68 дней - стр. 15
– Пойдём вечером, погуляем. Я зайду за тобой в семь.
– Макс, прости, но у меня проблема, рука заболела. Наверное, надо бы в поликлинику сходить.
– Какие проблемы? Сходим вместе.
Районная поликлиника находилась в самом центре, на улице Ленина, на первом этаже большого и старого серого здания. Узкие коридоры, лесенки, множество поворотов, как в лабиринте. Разделись в гардеробе, добрались до кабинета хирурга, заняли очередь. На стульях перед дверью кабинета сидели люди в гипсе, с костылями, с повязками на головах. На Лину смотрели искоса и с недоумением: она-то что забыла в этом кабинете? Пока ждали, Макс рассказывал что-то, но Лина слушала в полуха, сосредоточившись на том, что ждало её за массивной белой дверью. Воображение рисовало картины, одна страшней другой. Умная Лина успокаивала: "Подумаешь, палец! Фигня. Главное, чтобы доктор не углядел, сколько мусора в твоей дурной башке накопилось. А то пропишет тебе ампутацию, как пить дать. Интересно, гильотины в районных поликлиниках используются?.."
Лина зашла в кабинет. Всё произошло быстро: укол новокаина, разрез скальпелем, резинка в ране, повязка. Вышла из кабинета с рукой на перевязи, как хирургическая пациентка "в законе". Народ с недоумением воззрился на повязку, один из загипсованных со смехом сказал: "Надо же, только что красавица целая была, зашла полечиться – стала раненая". Макс недобро зыркнул на балагура, бережно взял Лину под руку и повёл в гардероб, помог надеть шубку. Всю обратную дорогу он старался отвлечь и развеселить поникшую девушку, с чувством цитировал Гешу из "Бриллиантовой руки": "Лина, береги руку!" Пришлось сократить прогулку, пойти домой: местная анестезия отходила, развороченный палец сильно болел. Всю дорогу, превозмогая нарастающую боль, Лина старалась не смотреть на Макса. Когда не видно его глаз, кажется, что всё хорошо, всё в порядке, она действительно чувствует, как нравится ему, он хочет быть с ней. Милый, чуткий, заботливый. Мой.

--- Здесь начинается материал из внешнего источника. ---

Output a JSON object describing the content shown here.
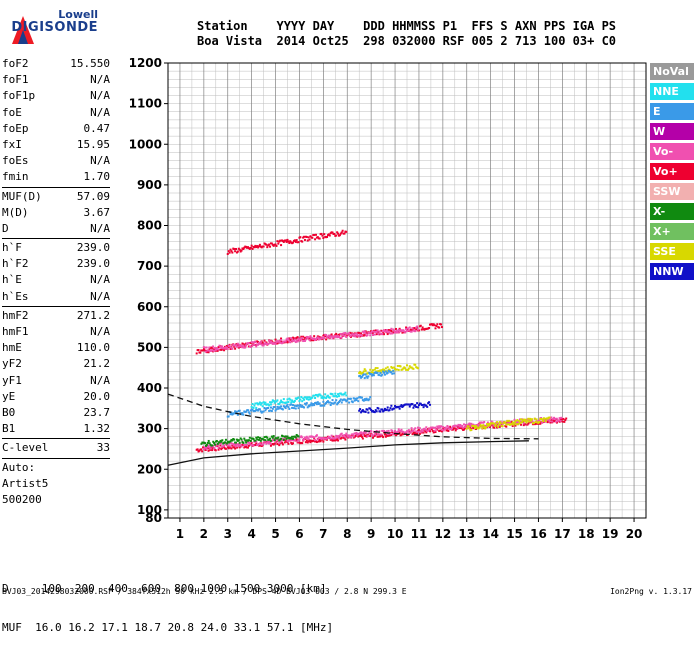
{
  "logo": {
    "top": "Lowell",
    "main": "DIGISONDE"
  },
  "header": {
    "labels": "Station    YYYY DAY    DDD HHMMSS P1  FFS S AXN PPS IGA PS",
    "values": "Boa Vista  2014 Oct25  298 032000 RSF 005 2 713 100 03+ C0"
  },
  "params_group1": [
    {
      "name": "foF2",
      "value": "15.550"
    },
    {
      "name": "foF1",
      "value": "N/A"
    },
    {
      "name": "foF1p",
      "value": "N/A"
    },
    {
      "name": "foE",
      "value": "N/A"
    },
    {
      "name": "foEp",
      "value": "0.47"
    },
    {
      "name": "fxI",
      "value": "15.95"
    },
    {
      "name": "foEs",
      "value": "N/A"
    },
    {
      "name": "fmin",
      "value": "1.70"
    }
  ],
  "params_group2": [
    {
      "name": "MUF(D)",
      "value": "57.09"
    },
    {
      "name": "M(D)",
      "value": "3.67"
    },
    {
      "name": "D",
      "value": "N/A"
    }
  ],
  "params_group3": [
    {
      "name": "h`F",
      "value": "239.0"
    },
    {
      "name": "h`F2",
      "value": "239.0"
    },
    {
      "name": "h`E",
      "value": "N/A"
    },
    {
      "name": "h`Es",
      "value": "N/A"
    }
  ],
  "params_group4": [
    {
      "name": "hmF2",
      "value": "271.2"
    },
    {
      "name": "hmF1",
      "value": "N/A"
    },
    {
      "name": "hmE",
      "value": "110.0"
    },
    {
      "name": "yF2",
      "value": "21.2"
    },
    {
      "name": "yF1",
      "value": "N/A"
    },
    {
      "name": "yE",
      "value": "20.0"
    },
    {
      "name": "B0",
      "value": "23.7"
    },
    {
      "name": "B1",
      "value": "1.32"
    }
  ],
  "clevel": {
    "name": "C-level",
    "value": "33"
  },
  "auto": {
    "line1": "Auto:",
    "line2": "Artist5",
    "line3": "500200"
  },
  "legend": [
    {
      "label": "NoVal",
      "color": "#9a9a9a"
    },
    {
      "label": "NNE",
      "color": "#22e0ee"
    },
    {
      "label": "E",
      "color": "#3a9ae8"
    },
    {
      "label": "W",
      "color": "#b400a8"
    },
    {
      "label": "Vo-",
      "color": "#f050b0"
    },
    {
      "label": "Vo+",
      "color": "#ee0030"
    },
    {
      "label": "SSW",
      "color": "#f2b0b0"
    },
    {
      "label": "X-",
      "color": "#108a10"
    },
    {
      "label": "X+",
      "color": "#70c060"
    },
    {
      "label": "SSE",
      "color": "#d8d800"
    },
    {
      "label": "NNW",
      "color": "#1010c8"
    }
  ],
  "bottom": {
    "d_line": "D     100  200  400  600  800 1000 1500 3000 [km]",
    "muf_line": "MUF  16.0 16.2 17.1 18.7 20.8 24.0 33.1 57.1 [MHz]"
  },
  "footer": {
    "left": "BVJ03_2014298032000.RSF / 384fx512h 50 kHz 2.5 km / DPS-4D BVJ03 003 / 2.8 N 299.3 E",
    "right": "Ion2Png v. 1.3.17"
  },
  "chart_data": {
    "type": "scatter",
    "xlim": [
      0.5,
      20.5
    ],
    "ylim": [
      80,
      1200
    ],
    "x_ticks": [
      1,
      2,
      3,
      4,
      5,
      6,
      7,
      8,
      9,
      10,
      11,
      12,
      13,
      14,
      15,
      16,
      17,
      18,
      19,
      20
    ],
    "y_ticks": [
      80,
      100,
      200,
      300,
      400,
      500,
      600,
      700,
      800,
      900,
      1000,
      1100,
      1200
    ],
    "grid": true,
    "legend_position": "right",
    "traces": [
      {
        "color": "#ee0030",
        "points": [
          [
            1.7,
            248
          ],
          [
            2.5,
            252
          ],
          [
            3.5,
            257
          ],
          [
            4.5,
            262
          ],
          [
            5.5,
            267
          ],
          [
            6.5,
            272
          ],
          [
            7.5,
            276
          ],
          [
            8.5,
            280
          ],
          [
            9.5,
            285
          ],
          [
            10.5,
            290
          ],
          [
            11.5,
            295
          ],
          [
            12.5,
            300
          ],
          [
            13.5,
            305
          ],
          [
            14.5,
            310
          ],
          [
            15.5,
            315
          ],
          [
            16.5,
            318
          ],
          [
            17.2,
            322
          ]
        ]
      },
      {
        "color": "#f050b0",
        "points": [
          [
            2,
            255
          ],
          [
            3,
            260
          ],
          [
            4,
            264
          ],
          [
            5,
            270
          ],
          [
            6,
            275
          ],
          [
            7,
            279
          ],
          [
            8,
            283
          ],
          [
            9,
            288
          ],
          [
            10,
            293
          ],
          [
            11,
            297
          ],
          [
            12,
            301
          ],
          [
            13,
            307
          ],
          [
            14,
            312
          ],
          [
            15,
            316
          ],
          [
            16,
            320
          ],
          [
            17,
            324
          ]
        ]
      },
      {
        "color": "#d8d800",
        "points": [
          [
            13,
            300
          ],
          [
            13.5,
            304
          ],
          [
            14,
            308
          ],
          [
            14.5,
            312
          ],
          [
            15,
            316
          ],
          [
            15.5,
            318
          ],
          [
            16,
            320
          ],
          [
            16.5,
            322
          ]
        ]
      },
      {
        "color": "#ee0030",
        "points": [
          [
            1.7,
            490
          ],
          [
            3,
            500
          ],
          [
            4,
            508
          ],
          [
            5,
            515
          ],
          [
            6,
            520
          ],
          [
            7,
            525
          ],
          [
            8,
            530
          ],
          [
            9,
            535
          ],
          [
            10,
            540
          ],
          [
            11,
            547
          ],
          [
            12,
            555
          ]
        ]
      },
      {
        "color": "#f050b0",
        "points": [
          [
            2,
            495
          ],
          [
            3.5,
            504
          ],
          [
            5,
            513
          ],
          [
            6.5,
            522
          ],
          [
            8,
            530
          ],
          [
            9.5,
            538
          ],
          [
            11,
            546
          ]
        ]
      },
      {
        "color": "#3a9ae8",
        "points": [
          [
            3,
            335
          ],
          [
            4,
            342
          ],
          [
            5,
            350
          ],
          [
            6,
            356
          ],
          [
            7,
            362
          ],
          [
            8,
            368
          ],
          [
            9,
            376
          ]
        ]
      },
      {
        "color": "#22e0ee",
        "points": [
          [
            4,
            355
          ],
          [
            5,
            365
          ],
          [
            6,
            372
          ],
          [
            7,
            380
          ],
          [
            8,
            387
          ]
        ]
      },
      {
        "color": "#1010c8",
        "points": [
          [
            8.5,
            342
          ],
          [
            9,
            345
          ],
          [
            9.5,
            348
          ],
          [
            10,
            352
          ],
          [
            10.5,
            356
          ],
          [
            11,
            358
          ],
          [
            11.5,
            360
          ]
        ]
      },
      {
        "color": "#d8d800",
        "points": [
          [
            8.5,
            440
          ],
          [
            9,
            442
          ],
          [
            9.5,
            445
          ],
          [
            10,
            448
          ],
          [
            10.5,
            450
          ],
          [
            11,
            455
          ]
        ]
      },
      {
        "color": "#3a9ae8",
        "points": [
          [
            8.5,
            428
          ],
          [
            9,
            432
          ],
          [
            9.5,
            437
          ],
          [
            10,
            440
          ]
        ]
      },
      {
        "color": "#ee0030",
        "points": [
          [
            3,
            735
          ],
          [
            4,
            745
          ],
          [
            5,
            755
          ],
          [
            6,
            765
          ],
          [
            7,
            775
          ],
          [
            8,
            783
          ]
        ]
      },
      {
        "color": "#108a10",
        "points": [
          [
            1.9,
            262
          ],
          [
            3,
            268
          ],
          [
            4,
            272
          ],
          [
            5,
            276
          ],
          [
            6,
            280
          ]
        ]
      }
    ],
    "profile_curves": [
      {
        "style": "solid",
        "points": [
          [
            0.5,
            210
          ],
          [
            2,
            228
          ],
          [
            4,
            238
          ],
          [
            6,
            245
          ],
          [
            8,
            252
          ],
          [
            10,
            260
          ],
          [
            12,
            265
          ],
          [
            14,
            268
          ],
          [
            15.6,
            270
          ]
        ]
      },
      {
        "style": "dashed",
        "points": [
          [
            0.5,
            385
          ],
          [
            2,
            355
          ],
          [
            3,
            342
          ],
          [
            4,
            330
          ],
          [
            6,
            312
          ],
          [
            8,
            298
          ],
          [
            10,
            288
          ],
          [
            12,
            280
          ],
          [
            14,
            276
          ],
          [
            16,
            275
          ]
        ]
      }
    ]
  }
}
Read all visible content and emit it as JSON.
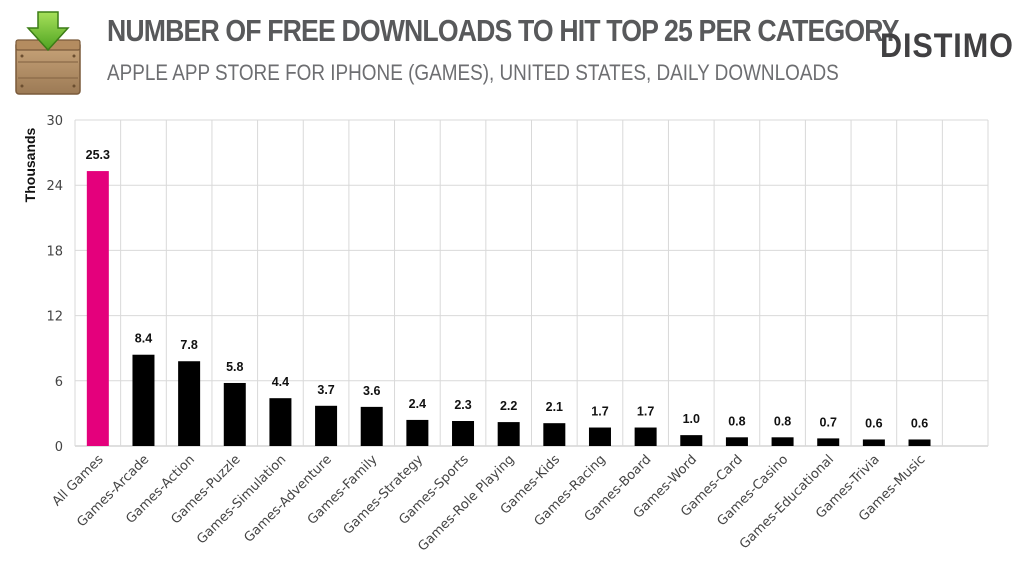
{
  "header": {
    "title": "NUMBER OF FREE DOWNLOADS TO HIT TOP 25 PER CATEGORY",
    "subtitle": "APPLE APP STORE FOR IPHONE (GAMES), UNITED STATES, DAILY DOWNLOADS",
    "logo_text": "DISTIMO",
    "icon": "download-crate-icon"
  },
  "colors": {
    "highlight_bar": "#e4007c",
    "bar": "#000000",
    "grid": "#d9d9d9"
  },
  "chart_data": {
    "type": "bar",
    "title": "NUMBER OF FREE DOWNLOADS TO HIT TOP 25 PER CATEGORY",
    "subtitle": "APPLE APP STORE FOR IPHONE (GAMES), UNITED STATES, DAILY DOWNLOADS",
    "xlabel": "",
    "ylabel": "Thousands",
    "ylim": [
      0,
      30
    ],
    "yticks": [
      0,
      6,
      12,
      18,
      24,
      30
    ],
    "grid": true,
    "categories": [
      "All Games",
      "Games-Arcade",
      "Games-Action",
      "Games-Puzzle",
      "Games-Simulation",
      "Games-Adventure",
      "Games-Family",
      "Games-Strategy",
      "Games-Sports",
      "Games-Role Playing",
      "Games-Kids",
      "Games-Racing",
      "Games-Board",
      "Games-Word",
      "Games-Card",
      "Games-Casino",
      "Games-Educational",
      "Games-Trivia",
      "Games-Music"
    ],
    "values": [
      25.3,
      8.4,
      7.8,
      5.8,
      4.4,
      3.7,
      3.6,
      2.4,
      2.3,
      2.2,
      2.1,
      1.7,
      1.7,
      1.0,
      0.8,
      0.8,
      0.7,
      0.6,
      0.6
    ],
    "value_labels": [
      "25.3",
      "8.4",
      "7.8",
      "5.8",
      "4.4",
      "3.7",
      "3.6",
      "2.4",
      "2.3",
      "2.2",
      "2.1",
      "1.7",
      "1.7",
      "1.0",
      "0.8",
      "0.8",
      "0.7",
      "0.6",
      "0.6"
    ],
    "highlight_category": "All Games"
  }
}
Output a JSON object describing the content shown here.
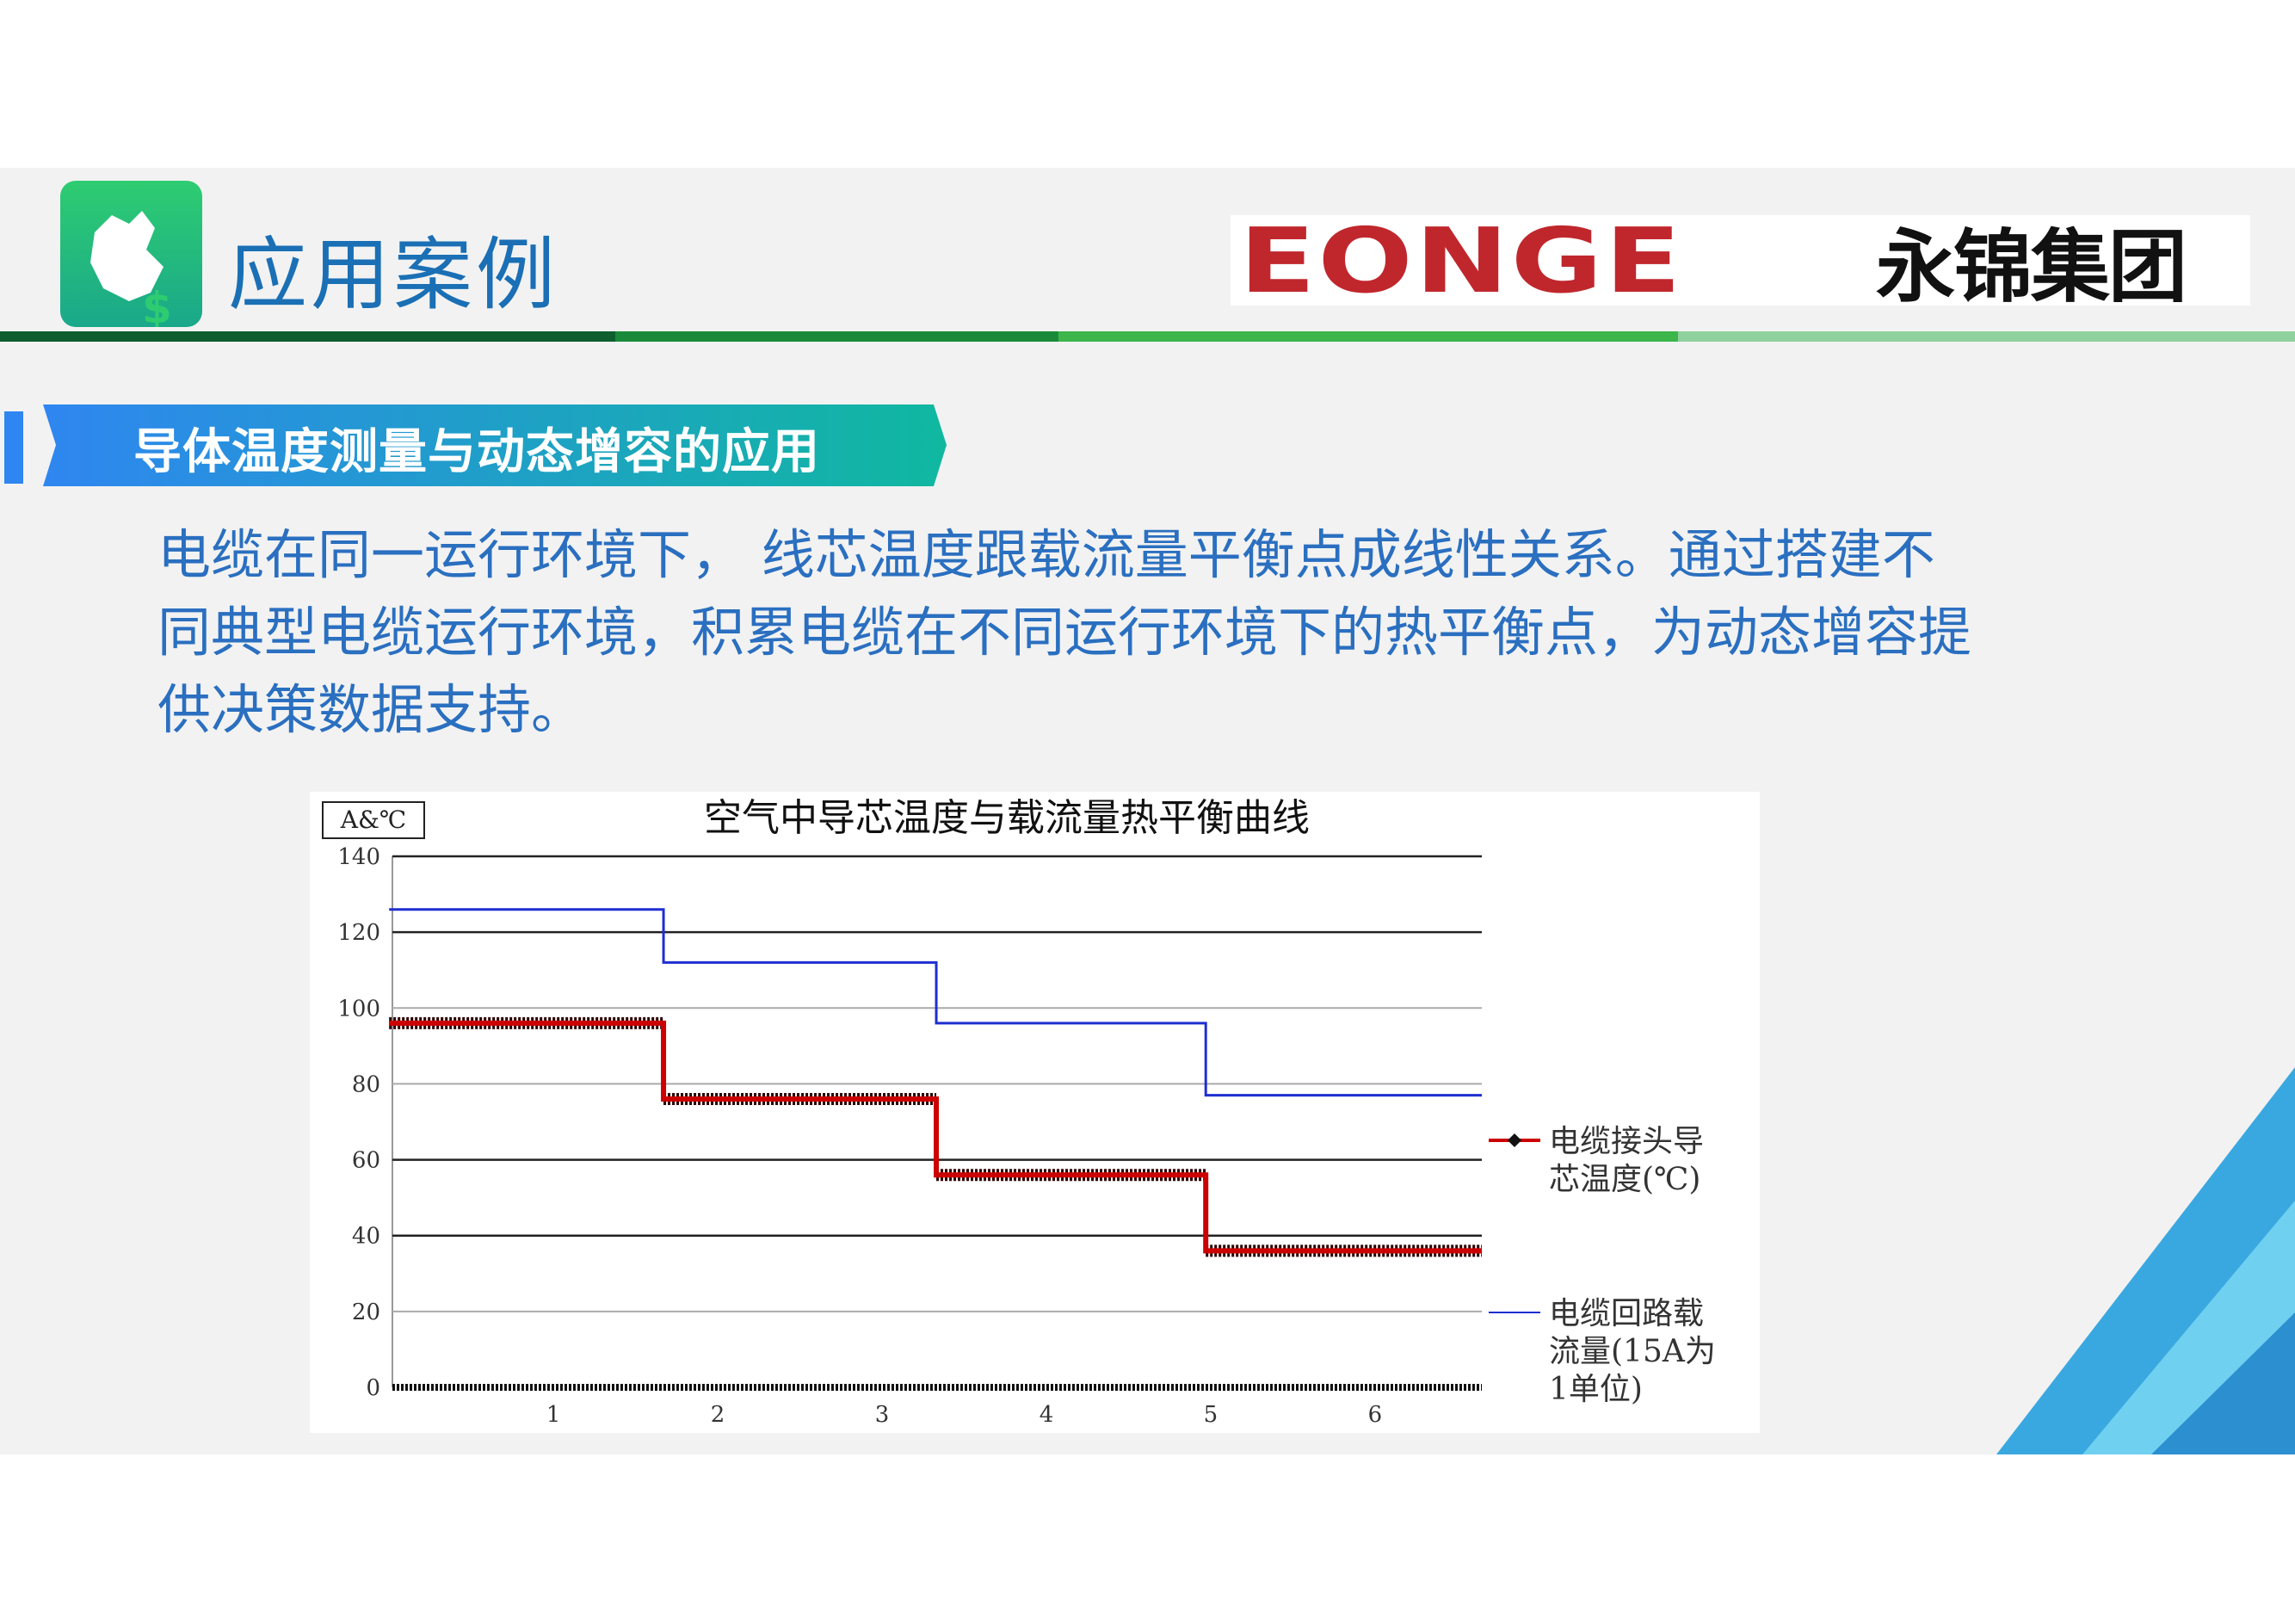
{
  "header": {
    "title": "应用案例",
    "logo_en": "EONGE",
    "logo_cn": "永锦集团"
  },
  "colors": {
    "title": "#1a6fb5",
    "logo_red": "#c0272d",
    "banner_start": "#2f86f0",
    "banner_end": "#10b8a0",
    "body_text": "#2a6fc0",
    "rule": [
      "#0e5e2e",
      "#1a8a3a",
      "#3cb54a",
      "#8fd19e"
    ]
  },
  "section": {
    "banner": "导体温度测量与动态增容的应用"
  },
  "body": {
    "paragraph": "电缆在同一运行环境下， 线芯温度跟载流量平衡点成线性关系。通过搭建不同典型电缆运行环境，积累电缆在不同运行环境下的热平衡点，为动态增容提供决策数据支持。"
  },
  "chart_data": {
    "type": "line",
    "title": "空气中导芯温度与载流量热平衡曲线",
    "unit_label": "A&℃",
    "ylim": [
      0,
      140
    ],
    "yticks": [
      "0",
      "20",
      "40",
      "60",
      "80",
      "100",
      "120",
      "140"
    ],
    "xticks": [
      "1",
      "2",
      "3",
      "4",
      "5",
      "6"
    ],
    "grid": true,
    "legend_position": "right",
    "series": [
      {
        "name": "电缆接头导芯温度(℃)",
        "color": "#cc0000",
        "x": [
          0,
          1.67,
          1.67,
          3.33,
          3.33,
          4.97,
          4.97,
          6.65
        ],
        "y": [
          96,
          96,
          76,
          76,
          56,
          56,
          36,
          36
        ]
      },
      {
        "name": "电缆回路载流量(15A为1单位)",
        "color": "#1f2fd0",
        "x": [
          0,
          1.67,
          1.67,
          3.33,
          3.33,
          4.97,
          4.97,
          6.65
        ],
        "y": [
          126,
          126,
          112,
          112,
          96,
          96,
          77,
          77
        ]
      }
    ],
    "legend": {
      "temp_line1": "电缆接头导",
      "temp_line2": "芯温度(℃)",
      "current_line1": "电缆回路载",
      "current_line2": "流量(15A为",
      "current_line3": "1单位)"
    }
  }
}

Когда Лина, наконец, решается посмотреть на Макса, происходит что-то странное: взгляд её фокусируется на глазах, и всё вокруг расплывается, отодвигается куда-то на задний план, словно глаза его живут сами по себе. Они проникают внутрь, и кажется, что с Лины, как листья с одинокого дерева ветреной осенью, спадают покровы: сначала одежда, а после – и кожа, и плоть тают, оставляя под мягким голубым прицелом одну лишь пульсирующую суть, мятущуюся душу, переполненную обожанием. Столь яркое и сильное чувство обнажённости, беззащитности она не испытывала никогда. Лина плывёт, отдаваясь течению и растворяясь под изучающим взглядом, таким неумолимым и таким притягательным. Ей и неловко, и стыдно, и невыносимо сладко. Наваждение длится секунды, но кажется тягучей вечностью.
Опомнившись, она спрашивает себя: "Неужели мне это не снится? Неужели это происходит со мной?.." Он наклоняется, на мгновение касается губами её губ.
– Ну, ладно, пока!
– Пока! – отвечает Лина и не может заставить себя сделать шаг. Она стоит и смотрит, как Макс своей неповторимой уверенной походкой, упругими шагами удаляется от неё. Больше всего на свете Лина хочет броситься за ним, обхватить, прижаться к его спине и замереть. А потом… Он развернётся, схватит её за плечи и нетерпеливым поцелуем вопьётся в губы, его язык ворвётся в рот и… У Лины затряслись колени. "Ты ещё поползи за ним, жалкая курица! Где твоя гордость? Где достоинство? А ну, марш домой!" – Умная Лина иногда появлялась очень кстати. Девушка решительно развернулась и шагнула в подъезд.